Once approved, the primary indications will be in patients whose previous corneal transplantations failed or who are not suitable for them, before we can fully test safety and efficacy in a larger trial.
CorNeat KPro is only one of many patents for medical devices that I have developed over the years, and there are more projects on the way. One of them is using advanced chemical engineering, similar to the CorNeat KPro, to try and imitate the natural drainage pathways in the eye using fully synthetic means. This also involves tricking the body into believing the synthetic component is biological so that it can be accepted and integrated into the tissue.
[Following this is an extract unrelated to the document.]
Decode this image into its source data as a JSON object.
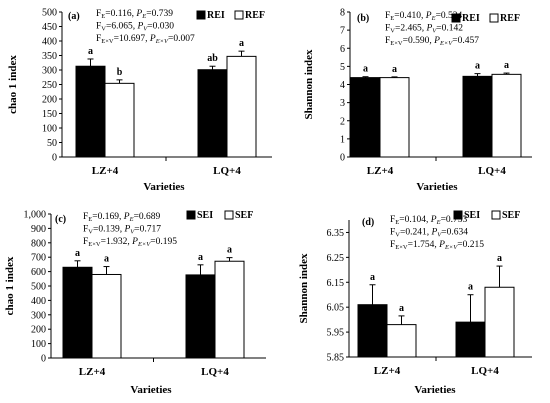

The glaucoma drainage device imitates the apparatus and physiological pressure of the eye to make this possible.
The concept of using biocompatible and fully synthetic devices has also enabled our expansion into other areas of medicine. For example, there are initial steps to use them in periodontology for gingival recession, and we’ve been approached by orthopedic surgeons and gynecologists, among others. This has been our core competency, enabled by the creation of an artificial extracellular matrix, or micro-tissue skeleton, which – when placed within the body – fools the cells into growing and regenerating the tissue like they would normally, just like ants make their home in an artificial ant farm.